Lev Radin / Zuma Press / Europa Press
MADRID 18 set. (EUROPA PRESS) -
O porta-voz do secretário-geral das Nações Unidas, Stéphane Dujarric, afirmou nesta quinta-feira que a organização teve acesso ao relatório que aponta que os Estados Unidos teriam cometido crimes de guerra em determinados bombardeios realizados contra o Irã, cujas conclusões ele classificou como “chocantes”, e exigiu que haja prestação de contas pelos fatos denunciados no relatório.
“É claro que conhecemos perfeitamente esse relatório, que foi publicado por uma comissão independente. Acredito que suas conclusões sejam, no mínimo, impactantes”, afirmou Dujarric em coletiva de imprensa, ao ser questionado sobre o relatório da Comissão de Assuntos Internacionais referente ao Departamento de Defesa dos Estados Unidos.
Na mesma linha, o porta-voz de António Guterres defendeu a exigência de “prestação de contas”, ao mesmo tempo em que ressaltou “a importância desses relatórios e a necessidade de as pessoas cooperarem com eles”.
Essas declarações foram feitas depois que uma comissão de investigação da ONU expôs, nesta mesma quinta-feira, em um relatório, que existem “motivos razoáveis” para determinar que os Estados Unidos cometeram crimes de guerra em dois bombardeios contra uma escola e um complexo esportivo nos primeiros momentos da ofensiva lançada em fevereiro, em conjunto com Israel, contra o Irã.

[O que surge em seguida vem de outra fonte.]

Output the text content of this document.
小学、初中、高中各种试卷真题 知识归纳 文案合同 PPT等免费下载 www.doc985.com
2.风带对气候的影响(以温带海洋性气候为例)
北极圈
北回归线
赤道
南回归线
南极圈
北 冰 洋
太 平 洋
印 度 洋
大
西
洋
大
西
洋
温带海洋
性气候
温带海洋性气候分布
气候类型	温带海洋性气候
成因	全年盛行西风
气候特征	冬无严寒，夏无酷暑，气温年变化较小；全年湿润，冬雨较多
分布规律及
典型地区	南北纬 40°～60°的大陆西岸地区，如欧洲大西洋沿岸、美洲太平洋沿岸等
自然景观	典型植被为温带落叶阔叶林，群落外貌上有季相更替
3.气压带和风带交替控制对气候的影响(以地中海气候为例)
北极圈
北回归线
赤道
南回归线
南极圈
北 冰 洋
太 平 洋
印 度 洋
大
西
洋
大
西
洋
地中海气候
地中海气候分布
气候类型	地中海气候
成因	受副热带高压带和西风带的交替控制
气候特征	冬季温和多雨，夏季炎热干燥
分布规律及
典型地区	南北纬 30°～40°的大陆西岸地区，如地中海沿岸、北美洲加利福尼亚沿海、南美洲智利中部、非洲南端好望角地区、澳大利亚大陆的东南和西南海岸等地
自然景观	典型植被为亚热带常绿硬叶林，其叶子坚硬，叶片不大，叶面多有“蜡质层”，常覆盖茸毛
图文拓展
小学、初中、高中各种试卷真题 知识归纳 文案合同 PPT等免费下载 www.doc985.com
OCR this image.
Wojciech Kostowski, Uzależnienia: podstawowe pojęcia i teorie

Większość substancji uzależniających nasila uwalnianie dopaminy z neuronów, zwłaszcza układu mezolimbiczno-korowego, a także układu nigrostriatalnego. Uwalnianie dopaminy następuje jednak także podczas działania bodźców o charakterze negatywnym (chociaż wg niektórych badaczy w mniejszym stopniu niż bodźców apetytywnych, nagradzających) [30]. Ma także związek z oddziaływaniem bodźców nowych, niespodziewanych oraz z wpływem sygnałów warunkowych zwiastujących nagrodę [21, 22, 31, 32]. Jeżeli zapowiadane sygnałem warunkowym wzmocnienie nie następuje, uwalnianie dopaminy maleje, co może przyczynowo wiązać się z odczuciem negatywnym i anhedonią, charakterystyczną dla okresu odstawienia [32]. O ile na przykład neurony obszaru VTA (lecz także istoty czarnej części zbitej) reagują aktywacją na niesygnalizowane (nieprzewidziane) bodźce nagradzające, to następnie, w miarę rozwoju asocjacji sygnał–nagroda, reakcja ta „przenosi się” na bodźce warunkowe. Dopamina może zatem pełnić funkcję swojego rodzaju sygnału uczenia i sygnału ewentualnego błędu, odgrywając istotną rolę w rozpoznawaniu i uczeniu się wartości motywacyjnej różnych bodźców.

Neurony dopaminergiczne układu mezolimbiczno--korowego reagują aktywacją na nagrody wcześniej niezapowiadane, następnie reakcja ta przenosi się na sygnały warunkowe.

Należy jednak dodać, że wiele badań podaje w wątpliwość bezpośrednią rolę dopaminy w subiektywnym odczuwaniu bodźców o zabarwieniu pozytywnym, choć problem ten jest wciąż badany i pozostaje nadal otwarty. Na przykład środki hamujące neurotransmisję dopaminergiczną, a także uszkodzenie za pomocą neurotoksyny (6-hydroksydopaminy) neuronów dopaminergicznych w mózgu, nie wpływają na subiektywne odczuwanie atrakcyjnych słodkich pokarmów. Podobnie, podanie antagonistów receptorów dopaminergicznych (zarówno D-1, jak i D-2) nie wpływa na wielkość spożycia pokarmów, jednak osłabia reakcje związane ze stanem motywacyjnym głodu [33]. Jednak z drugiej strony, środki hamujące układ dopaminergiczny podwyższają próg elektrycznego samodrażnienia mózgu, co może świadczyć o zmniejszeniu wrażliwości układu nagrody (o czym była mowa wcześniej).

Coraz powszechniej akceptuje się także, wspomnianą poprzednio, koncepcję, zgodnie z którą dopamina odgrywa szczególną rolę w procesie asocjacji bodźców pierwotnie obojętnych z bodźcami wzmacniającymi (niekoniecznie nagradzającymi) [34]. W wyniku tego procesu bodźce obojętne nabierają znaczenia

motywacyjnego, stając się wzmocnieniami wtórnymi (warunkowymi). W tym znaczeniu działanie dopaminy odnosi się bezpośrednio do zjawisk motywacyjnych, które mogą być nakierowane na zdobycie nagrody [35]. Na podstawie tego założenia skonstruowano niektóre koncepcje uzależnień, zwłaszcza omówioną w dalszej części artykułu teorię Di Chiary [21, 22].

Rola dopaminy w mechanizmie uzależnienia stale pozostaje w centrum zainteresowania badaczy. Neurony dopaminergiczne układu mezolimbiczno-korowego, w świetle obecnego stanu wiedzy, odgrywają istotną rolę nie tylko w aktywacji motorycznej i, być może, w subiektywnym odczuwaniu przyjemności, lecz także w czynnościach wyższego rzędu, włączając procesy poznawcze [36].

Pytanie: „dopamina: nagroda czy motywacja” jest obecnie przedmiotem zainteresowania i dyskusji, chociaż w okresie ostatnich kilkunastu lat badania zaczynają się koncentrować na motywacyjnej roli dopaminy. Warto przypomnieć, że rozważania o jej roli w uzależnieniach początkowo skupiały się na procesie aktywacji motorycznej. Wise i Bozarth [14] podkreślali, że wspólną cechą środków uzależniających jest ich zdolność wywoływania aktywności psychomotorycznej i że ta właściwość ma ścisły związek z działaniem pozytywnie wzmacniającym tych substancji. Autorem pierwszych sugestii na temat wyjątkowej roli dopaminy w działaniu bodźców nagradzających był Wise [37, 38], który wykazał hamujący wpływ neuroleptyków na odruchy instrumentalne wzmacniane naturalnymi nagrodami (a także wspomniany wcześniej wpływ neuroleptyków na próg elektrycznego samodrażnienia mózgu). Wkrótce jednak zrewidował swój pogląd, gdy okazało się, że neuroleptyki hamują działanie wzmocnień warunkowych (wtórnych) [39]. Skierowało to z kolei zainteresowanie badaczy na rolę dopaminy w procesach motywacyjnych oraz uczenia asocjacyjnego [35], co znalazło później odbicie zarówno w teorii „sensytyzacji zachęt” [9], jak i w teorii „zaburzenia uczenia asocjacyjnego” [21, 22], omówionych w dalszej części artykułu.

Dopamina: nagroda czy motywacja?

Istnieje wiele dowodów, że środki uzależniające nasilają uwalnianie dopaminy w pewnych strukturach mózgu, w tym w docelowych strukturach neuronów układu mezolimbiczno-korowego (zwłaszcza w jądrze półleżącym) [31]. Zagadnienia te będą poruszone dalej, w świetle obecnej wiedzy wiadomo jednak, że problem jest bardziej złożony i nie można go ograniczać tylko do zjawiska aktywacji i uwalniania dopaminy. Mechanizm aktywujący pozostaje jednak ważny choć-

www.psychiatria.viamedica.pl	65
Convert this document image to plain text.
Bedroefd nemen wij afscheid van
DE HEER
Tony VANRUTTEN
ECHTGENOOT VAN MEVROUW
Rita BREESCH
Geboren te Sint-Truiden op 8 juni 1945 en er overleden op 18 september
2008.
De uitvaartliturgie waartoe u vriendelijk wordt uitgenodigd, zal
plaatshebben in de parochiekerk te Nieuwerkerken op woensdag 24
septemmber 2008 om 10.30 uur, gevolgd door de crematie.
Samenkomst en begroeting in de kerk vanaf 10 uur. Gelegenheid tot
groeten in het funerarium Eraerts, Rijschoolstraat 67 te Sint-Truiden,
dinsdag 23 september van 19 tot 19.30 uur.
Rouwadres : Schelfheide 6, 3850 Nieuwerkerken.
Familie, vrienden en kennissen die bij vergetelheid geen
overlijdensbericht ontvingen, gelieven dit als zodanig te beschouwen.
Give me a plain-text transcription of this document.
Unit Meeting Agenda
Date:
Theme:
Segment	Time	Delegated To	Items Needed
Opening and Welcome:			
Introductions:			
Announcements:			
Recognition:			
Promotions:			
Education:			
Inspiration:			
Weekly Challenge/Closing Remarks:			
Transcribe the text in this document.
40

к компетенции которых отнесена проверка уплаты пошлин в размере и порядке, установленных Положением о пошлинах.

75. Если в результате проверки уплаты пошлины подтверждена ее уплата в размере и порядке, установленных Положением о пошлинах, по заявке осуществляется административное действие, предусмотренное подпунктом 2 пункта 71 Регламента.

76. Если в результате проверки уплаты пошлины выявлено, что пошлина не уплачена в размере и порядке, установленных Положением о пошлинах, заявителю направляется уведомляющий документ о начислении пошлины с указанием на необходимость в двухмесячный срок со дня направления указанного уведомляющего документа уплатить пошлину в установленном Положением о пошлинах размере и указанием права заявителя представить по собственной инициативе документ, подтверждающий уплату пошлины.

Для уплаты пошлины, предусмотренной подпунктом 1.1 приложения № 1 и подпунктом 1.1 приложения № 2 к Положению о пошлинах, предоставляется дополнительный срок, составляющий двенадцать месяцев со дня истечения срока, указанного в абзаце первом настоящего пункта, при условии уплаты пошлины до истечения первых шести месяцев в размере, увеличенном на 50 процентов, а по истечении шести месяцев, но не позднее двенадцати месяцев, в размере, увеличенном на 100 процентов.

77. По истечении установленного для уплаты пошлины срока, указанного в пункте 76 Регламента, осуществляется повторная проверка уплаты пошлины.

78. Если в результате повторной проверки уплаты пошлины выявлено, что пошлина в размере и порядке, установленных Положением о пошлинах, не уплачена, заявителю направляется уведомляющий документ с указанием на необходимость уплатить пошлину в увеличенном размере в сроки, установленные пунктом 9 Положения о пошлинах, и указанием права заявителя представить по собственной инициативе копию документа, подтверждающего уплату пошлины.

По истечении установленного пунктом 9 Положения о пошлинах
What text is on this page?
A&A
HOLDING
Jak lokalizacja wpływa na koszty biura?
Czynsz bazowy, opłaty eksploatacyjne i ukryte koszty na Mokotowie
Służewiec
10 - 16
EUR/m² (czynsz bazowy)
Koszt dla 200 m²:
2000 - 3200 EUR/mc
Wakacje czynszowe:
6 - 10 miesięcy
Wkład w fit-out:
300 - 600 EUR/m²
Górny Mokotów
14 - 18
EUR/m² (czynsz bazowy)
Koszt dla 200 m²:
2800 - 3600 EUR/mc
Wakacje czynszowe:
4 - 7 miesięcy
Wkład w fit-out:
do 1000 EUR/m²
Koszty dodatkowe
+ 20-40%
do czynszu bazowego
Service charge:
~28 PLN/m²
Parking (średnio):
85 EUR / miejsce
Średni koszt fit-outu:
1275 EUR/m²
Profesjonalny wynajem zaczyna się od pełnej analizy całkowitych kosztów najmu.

Após a publicação do relatório, a Casa Branca criticou duramente o Conselho de Direitos Humanos da ONU, afirmando que “há décadas vem proferindo disparates sem sentido”, e afirmou que “a única parte neste conflito que cometeu crimes de guerra é o regime iraniano, que assassinou milhares de seus cidadãos”.
Está previsto que o Conselho de Direitos Humanos, composto por 47 membros, receba na próxima segunda-feira o referido relatório.